My first guitar was a second-hand acoustic with a warped neck, bought from a junk shop in Pokesdown, Bournemouth. I think I stuck an old RAF throat-mike on it and ran it through an old radio amplifier so I could try out bits of lead guitar, but I soon switched to a Hofner Senator acoustic, bought on the never-never (i.e. hire purchase, or HP for short) from Don Strike’s guitar shop in Westbourne Arcade. That had a proper pickup built into it and I soon added a vibrato device to the bridge. That only tightened the strings, unlike a proper tremolo arm which tightened and loosened them, but you could get a sort of vibrato effect, albeit only by raising the pitch back and forth quickly.
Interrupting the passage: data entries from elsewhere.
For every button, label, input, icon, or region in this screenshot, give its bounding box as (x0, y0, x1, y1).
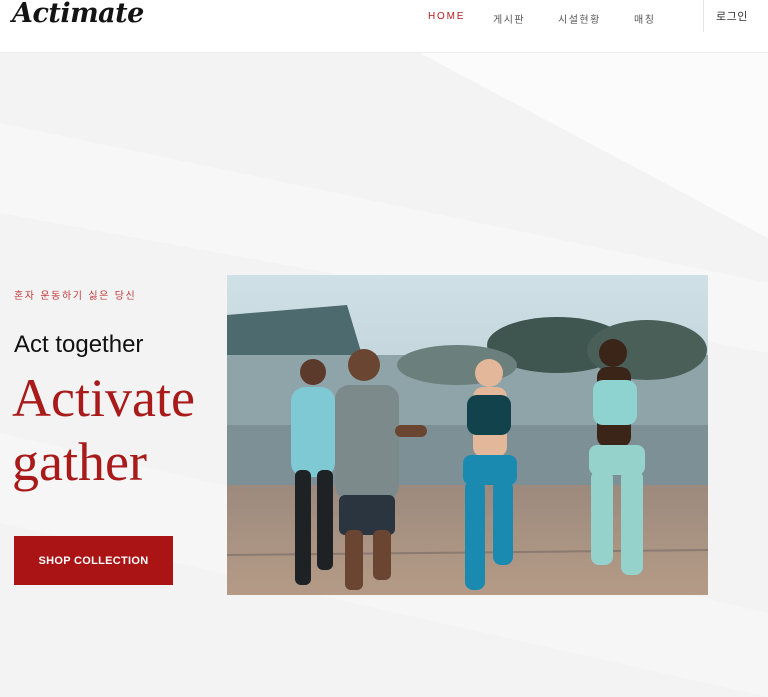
runners-illustration (227, 275, 708, 595)
nav-board[interactable]: 게시판 (493, 11, 525, 26)
hero-heading: Activate gather (12, 366, 222, 494)
login-link[interactable]: 로그인 (716, 8, 748, 24)
nav-home[interactable]: HOME (428, 11, 465, 22)
hero-photo-runners (227, 275, 708, 595)
hero-heading-line2: gather (12, 432, 147, 492)
site-header: Actimate HOME 게시판 시설현황 매칭 로그인 (0, 0, 768, 53)
hero-subheading: Act together (14, 331, 144, 358)
nav-facilities[interactable]: 시설현황 (558, 11, 601, 26)
nav-matching[interactable]: 매칭 (634, 11, 655, 26)
hero-tagline: 혼자 운동하기 싫은 당신 (14, 291, 137, 302)
hero-heading-line1: Activate (12, 368, 195, 428)
shop-collection-button[interactable]: SHOP COLLECTION (14, 536, 173, 585)
logo[interactable]: Actimate (12, 0, 144, 29)
nav-divider (703, 0, 704, 32)
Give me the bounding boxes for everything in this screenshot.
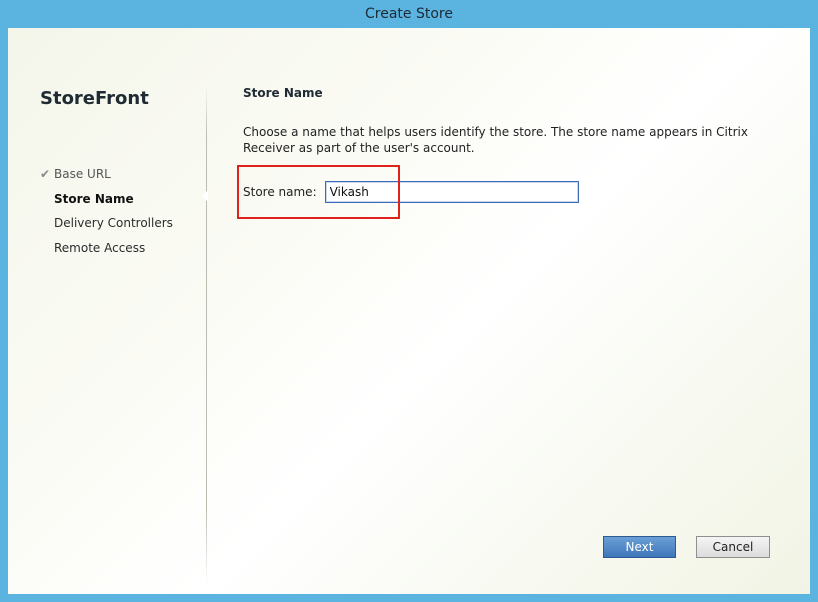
- window-title-bar: Create Store: [0, 0, 818, 28]
- window-title: Create Store: [365, 6, 453, 22]
- step-label: Store Name: [54, 191, 134, 206]
- wizard-steps: ✔ Base URL Store Name Delivery Controlle…: [40, 162, 173, 260]
- active-step-pointer: [202, 190, 208, 202]
- next-button[interactable]: Next: [603, 536, 676, 558]
- annotation-highlight-box: [237, 165, 400, 219]
- section-description: Choose a name that helps users identify …: [243, 125, 748, 155]
- step-label: Remote Access: [54, 240, 146, 255]
- app-title: StoreFront: [40, 88, 149, 109]
- step-delivery-controllers[interactable]: Delivery Controllers: [40, 211, 173, 236]
- cancel-button[interactable]: Cancel: [696, 536, 770, 558]
- wizard-client-area: StoreFront ✔ Base URL Store Name Deliver…: [8, 28, 810, 594]
- step-label: Delivery Controllers: [54, 216, 173, 230]
- section-title: Store Name: [243, 86, 323, 100]
- checkmark-icon: ✔: [40, 167, 51, 181]
- step-store-name[interactable]: Store Name: [40, 187, 173, 212]
- wizard-content: Store Name Choose a name that helps user…: [243, 28, 793, 594]
- step-base-url[interactable]: ✔ Base URL: [40, 162, 173, 187]
- wizard-sidebar: StoreFront ✔ Base URL Store Name Deliver…: [8, 28, 206, 594]
- step-label: Base URL: [54, 167, 111, 181]
- sidebar-divider: [206, 86, 207, 586]
- step-remote-access[interactable]: Remote Access: [40, 236, 173, 261]
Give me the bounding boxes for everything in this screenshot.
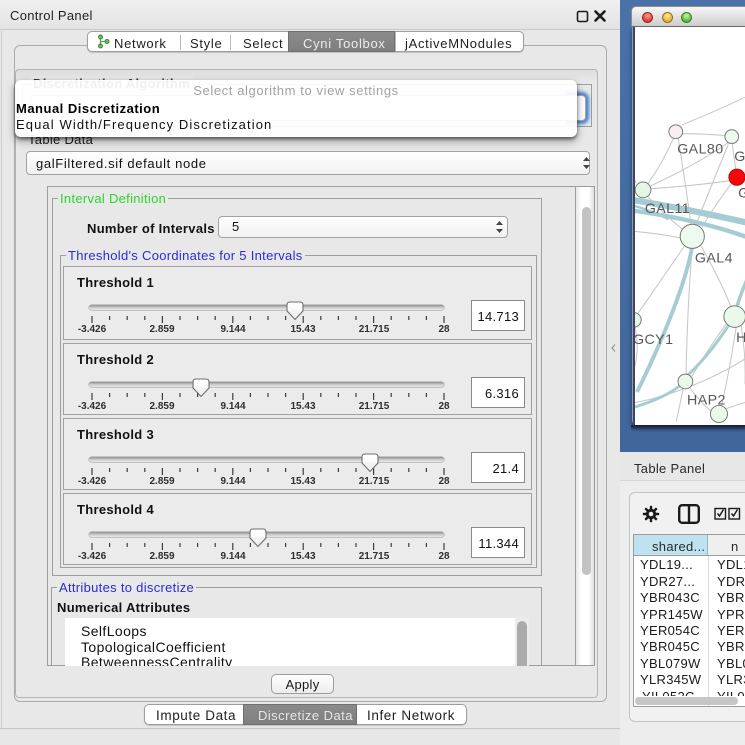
svg-text:GAL80: GAL80 — [677, 141, 723, 157]
svg-text:HAP2: HAP2 — [687, 393, 726, 409]
svg-text:H: H — [736, 330, 745, 346]
svg-text:GCY1: GCY1 — [633, 332, 673, 348]
svg-text:GAL11: GAL11 — [645, 201, 690, 217]
svg-text:GAL4: GAL4 — [695, 250, 733, 266]
svg-text:G: G — [734, 149, 745, 165]
svg-text:G: G — [738, 186, 745, 202]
Around this time (1959/60), however, solid electric guitars were starting to appear and the first Fender Stratocaster in Bournemouth was bought from Don Strike by Roger Collis (with whom I’d later play in Zoot Money’s Big Roll Band). I couldn’t run to the cost of one of those, but one day saw an advertisement in the Melody Maker for a cheap second-hand Burns Weill solid guitar. The address was somewhere near Shepherds Bush, London, but I persuaded my good friend Eddie Evans (aka Ed Roberts) to go up to London with me and after a bit of wandering about we found ourselves in the flat of Henry Weill, one of the manufacturers of Burns Weill guitars. He was an electronics man, who’d recently split with James Ormston Burns. I liked the look of the guitar and its feel (it had a narrower neck than my Hofner and a lower action), plus the fact that it had a proper tremolo arm, and I quickly bought it.
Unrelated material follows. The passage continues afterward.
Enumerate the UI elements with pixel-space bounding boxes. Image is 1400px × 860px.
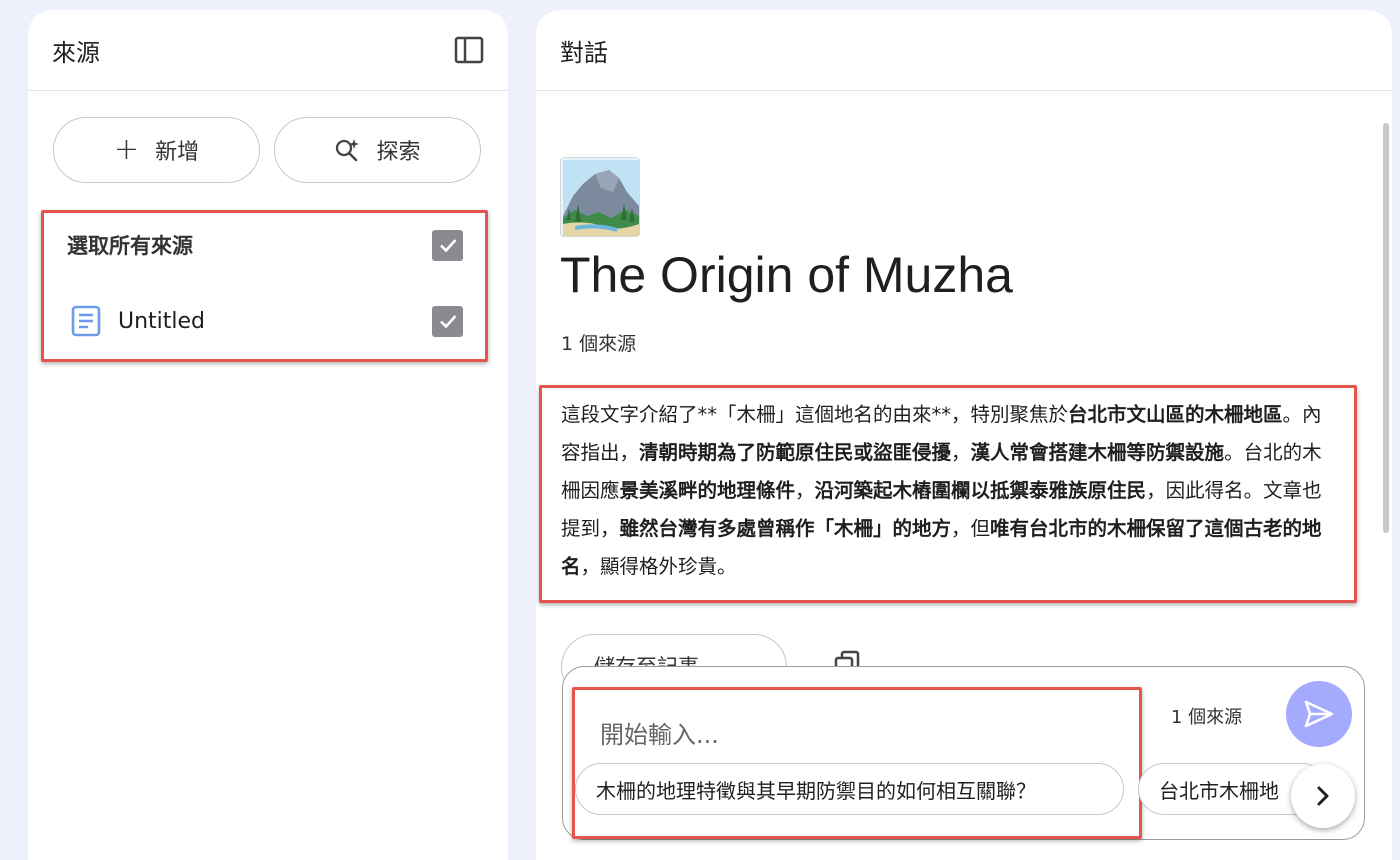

As well as the technical improvements over my old Hofner, the Burns Weill was a lot cooler-looking (see Gallery 1960s) and its small size meant that we could much more easly carry out stage movements copied from The Shadows and Johnny Kidd and the Pirates. I can’t recall the amplifier that I used (though I did have a Selmer echo unit, whose little spools of tape regularly snapped during a gig – most guitarists used the more reliable Watkins Copycat), but by the time of Dave Anthony and the Ravers we were running guitar, bass and vocals through a Watkins Dominator amp. that I somehow managed to carry to gigs under my arm while sitting on the back of the trials bike belonging to Jet Berryman, the bass-player. His bass and my guitar were slung over my shoulder.
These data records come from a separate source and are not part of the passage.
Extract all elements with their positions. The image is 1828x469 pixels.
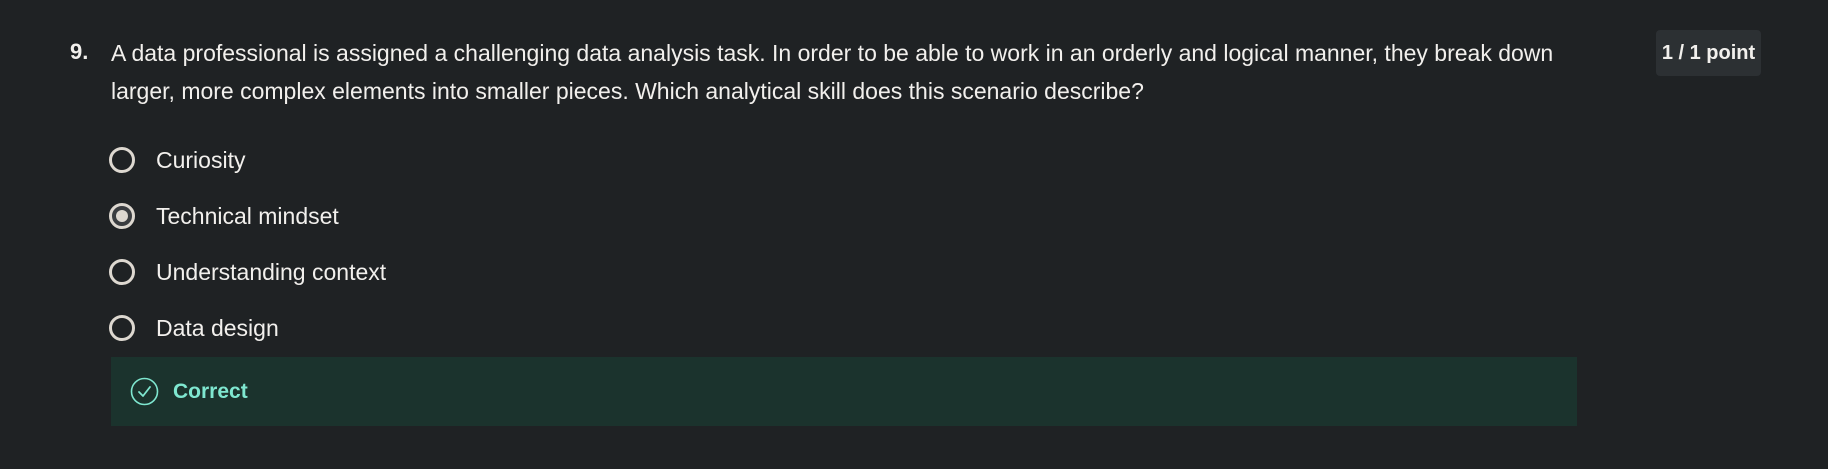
points-badge: 1 / 1 point	[1656, 30, 1761, 76]
quiz-question: 9. A data professional is assigned a cha…	[0, 0, 1828, 469]
option-curiosity[interactable]: Curiosity	[109, 132, 386, 188]
option-technical-mindset[interactable]: Technical mindset	[109, 188, 386, 244]
radio-button[interactable]	[109, 147, 135, 173]
feedback-banner: Correct	[111, 357, 1577, 426]
radio-button[interactable]	[109, 315, 135, 341]
check-circle-icon	[130, 377, 159, 406]
question-text: A data professional is assigned a challe…	[111, 40, 1554, 104]
option-label: Curiosity	[156, 147, 246, 173]
option-label: Technical mindset	[156, 203, 339, 229]
option-label: Data design	[156, 315, 279, 341]
radio-button-selected[interactable]	[109, 203, 135, 229]
feedback-label: Correct	[173, 379, 248, 403]
option-label: Understanding context	[156, 259, 387, 285]
radio-button[interactable]	[109, 259, 135, 285]
option-understanding-context[interactable]: Understanding context	[109, 244, 386, 300]
options-list: Curiosity Technical mindset Understandin…	[109, 132, 386, 356]
option-data-design[interactable]: Data design	[109, 300, 386, 356]
question-number: 9.	[70, 39, 89, 64]
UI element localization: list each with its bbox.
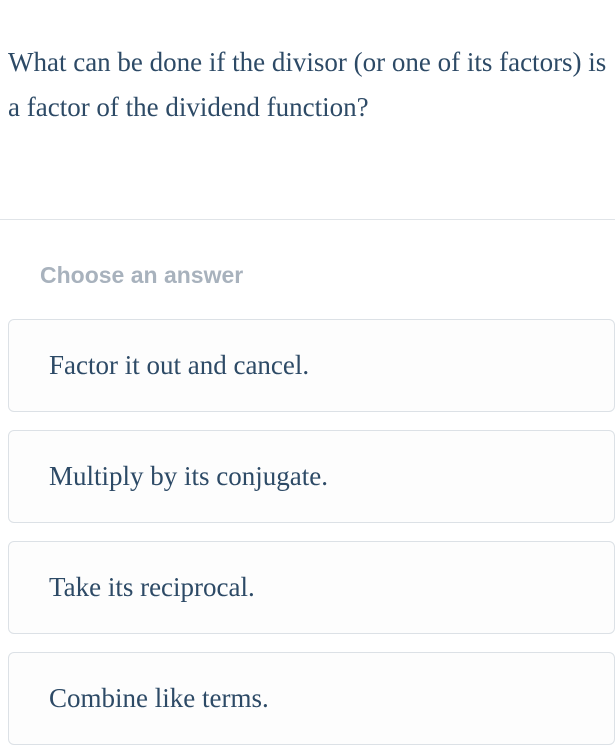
answer-option-1[interactable]: Multiply by its conjugate. xyxy=(8,430,615,523)
question-text: What can be done if the divisor (or one … xyxy=(8,40,607,129)
instruction-label: Choose an answer xyxy=(0,262,615,289)
question-section: What can be done if the divisor (or one … xyxy=(0,0,615,219)
answer-text: Combine like terms. xyxy=(49,683,269,713)
answer-text: Factor it out and cancel. xyxy=(49,350,309,380)
answer-option-3[interactable]: Combine like terms. xyxy=(8,652,615,745)
answer-text: Multiply by its conjugate. xyxy=(49,461,328,491)
answer-option-2[interactable]: Take its reciprocal. xyxy=(8,541,615,634)
answer-section: Choose an answer Factor it out and cance… xyxy=(0,219,615,745)
answer-text: Take its reciprocal. xyxy=(49,572,255,602)
answer-option-0[interactable]: Factor it out and cancel. xyxy=(8,319,615,412)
The Burns Weill guitar did, however, suffer from one design fault. Between the bridge and each of the strings was an individual tiny slug of metal, which wasn’t recessed into the bridge but stood out proud of it. These occasionally tended to fly off when a string was plucked too hard, putting the string about half a semitone flat and dropping its volume (though not enough to avoid being noticed). That necessitated me frantically trying to retune the string until I could replace the metal slug at the end of the set, and/or trying to avoid using the string in question. The problem occurred regularly, including the only time I depped for the great Roy Phillips, later keyboardist with The Peddlers, but then guitarist with The Dowland Brothers. The Dowlands (whom I knew quite well) never asked me to play guitar with them again, though I did do a guest spot with them as a pianist a few years later at Bournemouth Town Hall. (I opened with Floyd Cramer’s “On the Rebound” and was terrified, though it went down ok.)
Note. The phrase “sweepings from the factory floor” was how Domino cigarettes were decribed in the mid-’50s. If you couldn’t afford packets of 5 Woodbines or Players Weights, you could get by with paper packets containing 4 Domino cigarettes. A Domino tasted absolutely foul, but at least it was a smoke and a packet of 4 only cost 6d (2.5 pence). The trick was to avoid spilling the tobacco out of the cigarette paper when you tried to light one.